Moving forward in time to Debussy’s enchanting Première rapsodie composed to showcase Paris Conservatoire clarinet exam candidates in the early years of the 20th century was given a synergetic reading replete with a full impressionistic panoply of light and shadow showing off the prodigious talents of clarinetist Tommaso Lonquich and pianist Wu Qian.

Scored for clarinet violin, cello and piano, Dean’s most recent masterpiece sets out to challenge contemporary listeners. Seven transitory, short movements expose the ups and downs of listeners in the 21st century whose attention spans have been attenuated by overexposure to all sorts of stimuli. The composer opens a musical window on a sound cosmos in which nonverbal communication beckons in contrast to the interminable verbiage or more appropriately blah blah that dominates media social and otherwise. Dean recreates a sound world in which distress signals at sea, SOS Morse code and scratched texts on prison cell walls transition into a musical modus.

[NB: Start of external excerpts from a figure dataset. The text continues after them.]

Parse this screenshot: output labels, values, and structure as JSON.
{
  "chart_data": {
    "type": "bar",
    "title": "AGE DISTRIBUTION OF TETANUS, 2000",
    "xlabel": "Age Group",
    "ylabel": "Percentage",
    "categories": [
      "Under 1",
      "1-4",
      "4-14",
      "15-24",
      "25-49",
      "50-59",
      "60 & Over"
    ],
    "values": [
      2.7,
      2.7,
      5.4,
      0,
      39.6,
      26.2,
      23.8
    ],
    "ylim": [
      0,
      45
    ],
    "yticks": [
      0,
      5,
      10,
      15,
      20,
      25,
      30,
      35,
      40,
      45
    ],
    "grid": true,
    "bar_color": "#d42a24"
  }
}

Following the initiation entitled “Impulse Study,” in which diffuse sounds move rapidly into a mesmerizing rock out, the “Beacon” movement swayed with impressionistic light amid tendrils of fog. The superlative CMS quartet of players proved that there is plenty of beauty in the gentle swaying sea of sound evoking Benjamin Britten at his best.

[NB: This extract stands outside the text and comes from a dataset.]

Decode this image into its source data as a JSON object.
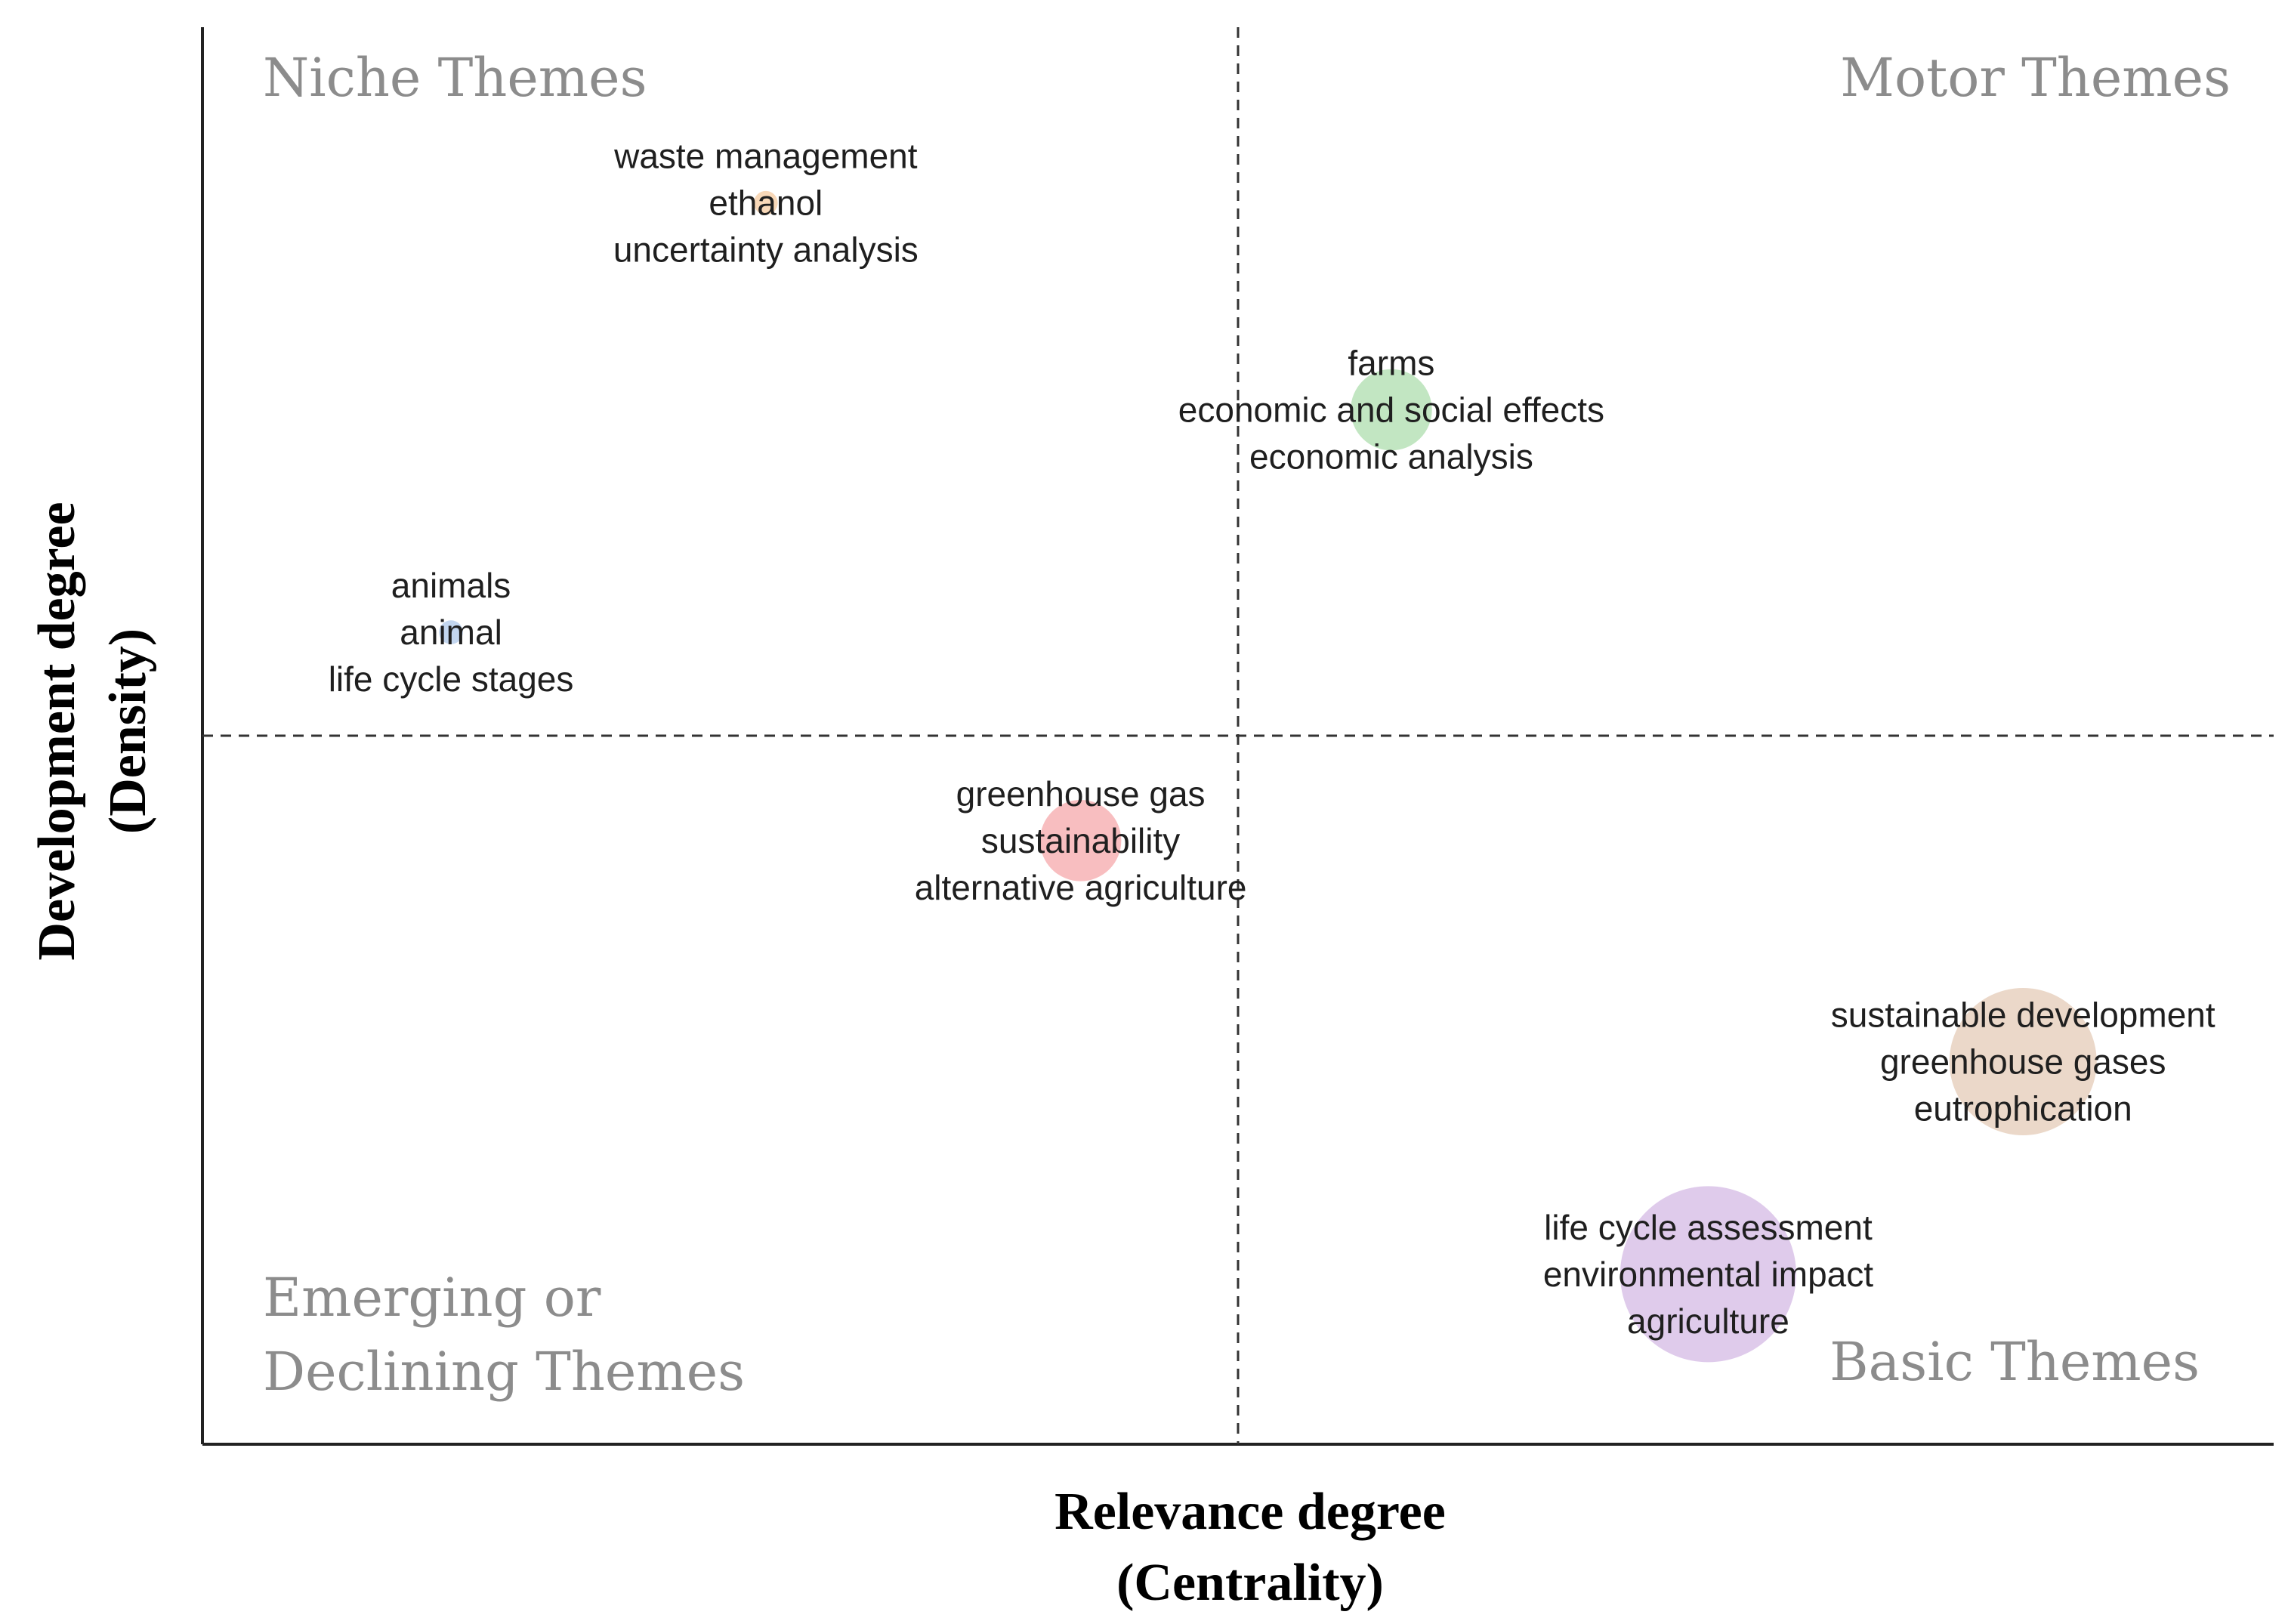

Throughout the performance all four performers were every bit as riveting as the intense score. Music and movement joined in mad irregularity during the “Semaphore” movement in which bizarre rhythmic patters were punctuated by bow whips on the part of the violinist and cellist. Several audience members whispered, ‘Harry Potter’s magic wand’ has come to life as sounds whirled through the mesmerized hall.

Semaphore
Photo by Ben Bonouvrier.

In the terrifying “Tallying” movement repeated quarter notes pass through the group to represent the monotony of incarceration, A ticking clock of pizzicato and slow moving quarter syncopations spell out the passage of time in pianissimo desperation with clarinet filigrees descending to nothingness.

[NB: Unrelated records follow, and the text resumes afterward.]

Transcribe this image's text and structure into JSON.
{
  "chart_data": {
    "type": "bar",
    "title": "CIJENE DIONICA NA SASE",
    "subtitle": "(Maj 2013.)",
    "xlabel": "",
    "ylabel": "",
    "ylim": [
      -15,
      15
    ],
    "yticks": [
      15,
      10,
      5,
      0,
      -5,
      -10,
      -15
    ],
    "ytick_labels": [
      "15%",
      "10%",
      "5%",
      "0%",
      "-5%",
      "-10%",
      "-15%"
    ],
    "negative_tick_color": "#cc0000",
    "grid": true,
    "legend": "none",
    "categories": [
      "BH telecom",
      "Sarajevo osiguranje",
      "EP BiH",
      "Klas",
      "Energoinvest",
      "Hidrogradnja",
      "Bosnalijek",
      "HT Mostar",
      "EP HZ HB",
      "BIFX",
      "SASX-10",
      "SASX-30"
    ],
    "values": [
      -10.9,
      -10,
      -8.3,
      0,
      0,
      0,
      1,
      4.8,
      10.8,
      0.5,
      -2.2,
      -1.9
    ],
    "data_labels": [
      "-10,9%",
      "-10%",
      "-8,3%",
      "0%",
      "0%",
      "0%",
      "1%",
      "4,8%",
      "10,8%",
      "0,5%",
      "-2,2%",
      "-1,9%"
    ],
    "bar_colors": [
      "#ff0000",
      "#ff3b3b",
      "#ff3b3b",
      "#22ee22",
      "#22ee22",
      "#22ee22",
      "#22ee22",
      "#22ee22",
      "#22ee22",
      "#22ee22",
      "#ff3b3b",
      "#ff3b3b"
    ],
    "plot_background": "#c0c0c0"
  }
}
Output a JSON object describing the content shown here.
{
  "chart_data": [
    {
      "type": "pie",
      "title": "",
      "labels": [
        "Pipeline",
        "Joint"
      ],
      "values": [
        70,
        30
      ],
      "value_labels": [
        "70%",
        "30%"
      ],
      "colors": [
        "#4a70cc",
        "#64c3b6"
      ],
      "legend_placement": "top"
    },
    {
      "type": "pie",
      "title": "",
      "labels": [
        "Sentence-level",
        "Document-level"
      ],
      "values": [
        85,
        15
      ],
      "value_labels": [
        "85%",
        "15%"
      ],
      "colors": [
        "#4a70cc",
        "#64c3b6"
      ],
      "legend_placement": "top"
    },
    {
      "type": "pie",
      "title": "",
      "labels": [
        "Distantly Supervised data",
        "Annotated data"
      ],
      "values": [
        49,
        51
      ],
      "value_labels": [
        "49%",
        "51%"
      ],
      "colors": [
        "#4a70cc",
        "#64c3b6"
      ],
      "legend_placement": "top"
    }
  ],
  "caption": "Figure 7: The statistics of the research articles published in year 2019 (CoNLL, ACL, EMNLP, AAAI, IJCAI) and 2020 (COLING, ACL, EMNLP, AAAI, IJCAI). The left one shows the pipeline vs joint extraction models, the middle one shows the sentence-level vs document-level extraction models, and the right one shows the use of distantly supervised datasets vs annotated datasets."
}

Evocative of eccentric Charles Ives quizzical scores, the closing movement, “Morse 2,” escorts the listener to the sinking Titanic. The inner workings of the piano were tapped in a last minute distress signal as the remainder of the players phrased fragments of “Nearer My God to Thee” in eerie pianissimo. In Dean’s world there is no God to save us from the bitterness of the end.

The stand-alone composition in the second half, Brahms’s magnificent piano quartet in g minor, Op. 25 was given an incredible performance. With just a bit of imagination the listener was transported to work’s first performance when Clara Schumann performed her magic. Moving with ease from emotional depth to the pizzazz of the gypsy spectacle finale this was a hallelujah performance in which every note mattered, every phrase was celebrated with increasing intensity.

CMS artists
Photo by Ben Bonouvrier.

The CMS artists’ exuberant music making never came at the cost of sensitivity and impeccable turns of phrase and every tempo change was wrought with care. The only sour note was the absence of music students in the hall: such a celebration should be shared with all! Make way for CMS, hopefully coming to your neighborhood sometime soon.